A/B testing on Netflix users also allows the business to try out new features and capabilities on their service, the aim being to identify which features should be rolled out – using the data results from testing segments of users to make the best possible business decisions.
Retailers should similarly be developing and rolling out products that are data-driven. Which products will resonate and sell well? How might this differ from one store location to another? Larger in-store retailers have been doing this for some time already – capturing and studying customer demographics data for each local catchment area and optimising inventory and store accordingly. For fashion retailers in particular, analysing data around product lines, stocks and sales levels could prevent the need for end of season fire sales – in which goods that have failed to sell are reduced to a very low price (further reducing profitability). Targeted product development, taking demographic and behavioural data into consideration, will ensure that retailers are only investing in products which will be successful.

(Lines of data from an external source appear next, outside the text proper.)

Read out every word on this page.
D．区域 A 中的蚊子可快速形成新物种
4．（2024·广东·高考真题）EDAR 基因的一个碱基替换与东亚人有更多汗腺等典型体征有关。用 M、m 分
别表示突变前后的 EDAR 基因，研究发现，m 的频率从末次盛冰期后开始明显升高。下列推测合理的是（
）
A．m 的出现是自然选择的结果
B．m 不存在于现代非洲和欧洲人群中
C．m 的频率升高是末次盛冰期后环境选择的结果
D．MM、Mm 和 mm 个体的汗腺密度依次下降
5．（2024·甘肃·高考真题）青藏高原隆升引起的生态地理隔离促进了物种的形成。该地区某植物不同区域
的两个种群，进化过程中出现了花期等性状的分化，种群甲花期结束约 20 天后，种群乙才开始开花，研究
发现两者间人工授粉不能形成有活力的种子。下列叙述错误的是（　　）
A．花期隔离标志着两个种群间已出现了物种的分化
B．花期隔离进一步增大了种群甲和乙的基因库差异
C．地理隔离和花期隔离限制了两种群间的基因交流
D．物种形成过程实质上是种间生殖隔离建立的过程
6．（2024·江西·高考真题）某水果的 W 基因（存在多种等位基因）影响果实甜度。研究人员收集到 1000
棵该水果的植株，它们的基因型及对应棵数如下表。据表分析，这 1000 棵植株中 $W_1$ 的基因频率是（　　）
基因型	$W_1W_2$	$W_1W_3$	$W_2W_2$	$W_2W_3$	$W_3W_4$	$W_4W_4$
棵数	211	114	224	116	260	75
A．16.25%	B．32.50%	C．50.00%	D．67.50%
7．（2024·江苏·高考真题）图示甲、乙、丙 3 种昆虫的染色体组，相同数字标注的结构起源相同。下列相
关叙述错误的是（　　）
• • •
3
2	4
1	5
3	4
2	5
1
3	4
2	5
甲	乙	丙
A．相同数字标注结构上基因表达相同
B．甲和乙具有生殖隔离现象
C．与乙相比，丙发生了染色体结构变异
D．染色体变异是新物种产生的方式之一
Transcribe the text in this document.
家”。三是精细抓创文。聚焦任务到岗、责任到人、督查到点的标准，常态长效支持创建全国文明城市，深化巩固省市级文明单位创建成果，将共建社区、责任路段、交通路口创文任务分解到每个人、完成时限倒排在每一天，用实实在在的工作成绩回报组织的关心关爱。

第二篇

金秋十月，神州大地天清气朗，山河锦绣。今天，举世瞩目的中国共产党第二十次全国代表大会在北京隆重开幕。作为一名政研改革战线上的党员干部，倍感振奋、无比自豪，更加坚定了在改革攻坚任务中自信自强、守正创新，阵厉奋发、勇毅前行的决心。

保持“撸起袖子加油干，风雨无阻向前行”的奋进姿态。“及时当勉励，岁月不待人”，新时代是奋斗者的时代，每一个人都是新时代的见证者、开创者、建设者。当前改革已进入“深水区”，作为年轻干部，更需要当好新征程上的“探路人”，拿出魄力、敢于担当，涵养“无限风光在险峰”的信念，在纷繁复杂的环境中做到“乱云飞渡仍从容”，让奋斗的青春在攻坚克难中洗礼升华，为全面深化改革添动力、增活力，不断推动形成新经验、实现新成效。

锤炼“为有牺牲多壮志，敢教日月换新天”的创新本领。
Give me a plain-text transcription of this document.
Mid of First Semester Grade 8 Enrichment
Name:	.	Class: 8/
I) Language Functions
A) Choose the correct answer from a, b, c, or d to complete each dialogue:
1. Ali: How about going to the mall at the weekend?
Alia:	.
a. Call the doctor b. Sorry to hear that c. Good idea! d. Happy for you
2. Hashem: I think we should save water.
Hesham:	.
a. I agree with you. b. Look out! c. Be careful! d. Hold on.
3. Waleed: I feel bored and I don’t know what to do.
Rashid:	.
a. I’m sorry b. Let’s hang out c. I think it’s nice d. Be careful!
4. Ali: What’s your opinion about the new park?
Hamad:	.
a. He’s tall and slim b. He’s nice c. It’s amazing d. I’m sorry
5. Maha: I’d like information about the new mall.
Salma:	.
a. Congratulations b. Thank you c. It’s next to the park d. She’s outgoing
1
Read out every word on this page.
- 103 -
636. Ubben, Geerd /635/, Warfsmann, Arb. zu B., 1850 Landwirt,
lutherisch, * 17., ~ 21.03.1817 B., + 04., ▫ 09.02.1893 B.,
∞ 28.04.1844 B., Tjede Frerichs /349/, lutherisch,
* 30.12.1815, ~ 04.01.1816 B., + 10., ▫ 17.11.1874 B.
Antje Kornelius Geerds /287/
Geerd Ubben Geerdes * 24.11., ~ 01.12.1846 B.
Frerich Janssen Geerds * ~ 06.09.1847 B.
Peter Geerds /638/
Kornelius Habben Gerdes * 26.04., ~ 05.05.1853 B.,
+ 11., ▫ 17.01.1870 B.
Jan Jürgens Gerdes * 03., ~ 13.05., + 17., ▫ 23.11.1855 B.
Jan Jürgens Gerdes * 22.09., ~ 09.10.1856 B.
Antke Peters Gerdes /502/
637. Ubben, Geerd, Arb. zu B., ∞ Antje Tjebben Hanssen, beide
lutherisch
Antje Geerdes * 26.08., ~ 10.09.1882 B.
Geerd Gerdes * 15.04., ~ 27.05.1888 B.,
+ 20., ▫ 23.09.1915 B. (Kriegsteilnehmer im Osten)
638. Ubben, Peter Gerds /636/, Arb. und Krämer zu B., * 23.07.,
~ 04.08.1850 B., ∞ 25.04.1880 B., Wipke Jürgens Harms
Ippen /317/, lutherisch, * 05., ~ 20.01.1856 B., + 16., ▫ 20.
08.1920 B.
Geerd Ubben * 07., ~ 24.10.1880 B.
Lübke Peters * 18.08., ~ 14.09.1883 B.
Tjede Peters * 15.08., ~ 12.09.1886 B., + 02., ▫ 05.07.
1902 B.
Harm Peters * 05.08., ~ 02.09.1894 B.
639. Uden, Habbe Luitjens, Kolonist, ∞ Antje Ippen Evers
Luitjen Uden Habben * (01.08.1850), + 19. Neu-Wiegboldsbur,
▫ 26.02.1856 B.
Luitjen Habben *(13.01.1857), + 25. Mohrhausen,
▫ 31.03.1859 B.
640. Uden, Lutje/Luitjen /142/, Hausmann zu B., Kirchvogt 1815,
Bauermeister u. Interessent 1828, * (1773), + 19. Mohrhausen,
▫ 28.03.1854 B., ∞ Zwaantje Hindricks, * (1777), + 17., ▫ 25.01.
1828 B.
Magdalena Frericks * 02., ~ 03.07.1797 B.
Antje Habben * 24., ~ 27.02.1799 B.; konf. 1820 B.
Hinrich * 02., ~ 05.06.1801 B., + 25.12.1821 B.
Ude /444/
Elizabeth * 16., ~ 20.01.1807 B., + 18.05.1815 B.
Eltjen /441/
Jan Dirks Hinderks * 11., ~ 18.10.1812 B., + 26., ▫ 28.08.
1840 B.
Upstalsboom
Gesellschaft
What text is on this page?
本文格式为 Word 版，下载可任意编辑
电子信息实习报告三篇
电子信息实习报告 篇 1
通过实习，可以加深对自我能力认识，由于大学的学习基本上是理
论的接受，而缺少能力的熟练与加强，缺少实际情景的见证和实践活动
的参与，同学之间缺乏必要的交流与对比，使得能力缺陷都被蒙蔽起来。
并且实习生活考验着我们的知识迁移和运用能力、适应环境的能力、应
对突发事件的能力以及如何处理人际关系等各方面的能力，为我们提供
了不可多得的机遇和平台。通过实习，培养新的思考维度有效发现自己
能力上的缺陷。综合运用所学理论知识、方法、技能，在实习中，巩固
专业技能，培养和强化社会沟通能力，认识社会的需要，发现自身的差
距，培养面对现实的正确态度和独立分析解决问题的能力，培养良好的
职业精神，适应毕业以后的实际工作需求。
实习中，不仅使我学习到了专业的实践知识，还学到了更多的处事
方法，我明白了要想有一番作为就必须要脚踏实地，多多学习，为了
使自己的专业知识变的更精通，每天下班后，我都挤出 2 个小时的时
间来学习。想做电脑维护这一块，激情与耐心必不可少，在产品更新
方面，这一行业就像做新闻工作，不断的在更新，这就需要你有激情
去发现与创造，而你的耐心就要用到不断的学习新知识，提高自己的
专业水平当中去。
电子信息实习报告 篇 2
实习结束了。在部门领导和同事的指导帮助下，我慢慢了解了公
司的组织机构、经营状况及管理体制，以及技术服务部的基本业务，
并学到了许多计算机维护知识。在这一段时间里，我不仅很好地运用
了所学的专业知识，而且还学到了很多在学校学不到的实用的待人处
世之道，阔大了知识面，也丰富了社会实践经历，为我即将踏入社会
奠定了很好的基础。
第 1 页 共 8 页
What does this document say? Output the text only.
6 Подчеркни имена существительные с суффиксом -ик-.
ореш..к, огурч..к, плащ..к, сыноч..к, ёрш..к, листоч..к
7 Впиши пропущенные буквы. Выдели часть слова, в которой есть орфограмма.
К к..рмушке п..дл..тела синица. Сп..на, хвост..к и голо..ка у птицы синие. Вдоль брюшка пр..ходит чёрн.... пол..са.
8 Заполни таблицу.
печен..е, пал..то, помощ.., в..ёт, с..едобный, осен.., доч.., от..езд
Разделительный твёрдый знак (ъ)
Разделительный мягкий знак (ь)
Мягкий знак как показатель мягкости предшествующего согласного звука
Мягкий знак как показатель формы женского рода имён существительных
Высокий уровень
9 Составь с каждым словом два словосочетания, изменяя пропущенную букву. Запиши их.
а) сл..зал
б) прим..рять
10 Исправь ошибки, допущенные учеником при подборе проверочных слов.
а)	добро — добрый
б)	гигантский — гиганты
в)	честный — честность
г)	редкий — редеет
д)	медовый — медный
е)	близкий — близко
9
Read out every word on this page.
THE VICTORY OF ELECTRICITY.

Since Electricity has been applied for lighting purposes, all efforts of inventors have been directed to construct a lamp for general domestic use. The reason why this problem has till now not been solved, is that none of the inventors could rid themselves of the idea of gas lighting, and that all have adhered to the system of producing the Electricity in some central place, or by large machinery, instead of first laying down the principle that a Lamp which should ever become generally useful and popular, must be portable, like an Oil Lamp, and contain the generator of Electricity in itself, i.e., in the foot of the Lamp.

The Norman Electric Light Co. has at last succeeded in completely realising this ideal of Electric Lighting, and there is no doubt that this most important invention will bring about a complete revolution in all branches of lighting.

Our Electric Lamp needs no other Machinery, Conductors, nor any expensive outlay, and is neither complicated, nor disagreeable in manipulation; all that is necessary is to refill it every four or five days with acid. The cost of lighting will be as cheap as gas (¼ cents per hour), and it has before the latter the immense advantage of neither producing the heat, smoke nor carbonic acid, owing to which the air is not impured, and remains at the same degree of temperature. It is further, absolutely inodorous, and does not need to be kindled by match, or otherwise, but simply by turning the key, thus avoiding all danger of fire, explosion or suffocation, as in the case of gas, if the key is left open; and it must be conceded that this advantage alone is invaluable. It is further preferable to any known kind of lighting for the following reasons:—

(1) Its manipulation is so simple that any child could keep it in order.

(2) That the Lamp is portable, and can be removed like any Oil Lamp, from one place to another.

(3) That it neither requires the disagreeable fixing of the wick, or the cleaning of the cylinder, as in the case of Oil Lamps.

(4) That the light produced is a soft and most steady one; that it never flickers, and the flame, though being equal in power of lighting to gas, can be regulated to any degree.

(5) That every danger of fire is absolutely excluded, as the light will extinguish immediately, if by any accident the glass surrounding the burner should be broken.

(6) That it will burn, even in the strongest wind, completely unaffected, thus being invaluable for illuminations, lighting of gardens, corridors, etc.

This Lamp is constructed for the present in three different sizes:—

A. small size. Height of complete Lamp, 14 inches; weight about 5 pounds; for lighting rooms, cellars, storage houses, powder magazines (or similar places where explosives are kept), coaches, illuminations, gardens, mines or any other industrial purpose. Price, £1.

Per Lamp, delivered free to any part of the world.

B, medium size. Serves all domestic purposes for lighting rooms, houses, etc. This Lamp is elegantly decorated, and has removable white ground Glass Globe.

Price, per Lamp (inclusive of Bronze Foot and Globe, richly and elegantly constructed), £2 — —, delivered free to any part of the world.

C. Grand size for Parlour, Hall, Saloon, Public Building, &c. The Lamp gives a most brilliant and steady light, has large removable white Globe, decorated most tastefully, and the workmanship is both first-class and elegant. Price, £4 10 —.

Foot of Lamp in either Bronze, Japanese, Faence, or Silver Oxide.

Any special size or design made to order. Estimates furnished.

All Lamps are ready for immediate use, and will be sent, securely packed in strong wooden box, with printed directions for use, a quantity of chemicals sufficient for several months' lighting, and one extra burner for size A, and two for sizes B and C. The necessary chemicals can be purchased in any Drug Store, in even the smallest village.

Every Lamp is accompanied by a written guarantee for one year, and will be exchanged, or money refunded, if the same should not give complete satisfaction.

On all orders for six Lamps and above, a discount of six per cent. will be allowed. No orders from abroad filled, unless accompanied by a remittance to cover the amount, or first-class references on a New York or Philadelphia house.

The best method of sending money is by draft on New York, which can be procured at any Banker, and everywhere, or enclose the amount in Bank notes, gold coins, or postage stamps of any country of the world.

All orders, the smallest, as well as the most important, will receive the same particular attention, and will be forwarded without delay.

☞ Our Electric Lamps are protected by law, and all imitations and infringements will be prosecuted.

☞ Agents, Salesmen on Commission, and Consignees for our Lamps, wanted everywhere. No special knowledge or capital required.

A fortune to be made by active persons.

Netflix registered a 24% increase in revenue in the year 2019-2020, and a 74% customer retention rate in 2021. The answer to business growth, sales and product innovation undoubtedly lies in the leveraging of data, and this ability to do so will be crucial for retailers if they want to capture the marketplace in the coming years. It doesn’t take 204 million users to provide a decent data set either – but retailers should be gathering information on the customers they do have. With modern technology, it’s becoming far easier to build scalable algorithms, and cloud service providers are ensuring that data analytics capabilities are more accessible to businesses of all sizes. As a result, retailers across the board will likely see a good return on investment on analytics, and insight from this data can enable retailers to grow their revenues significantly. The message is clear – harness data now, or fall behind. Do it in the right way, and your business can save money and grow faster.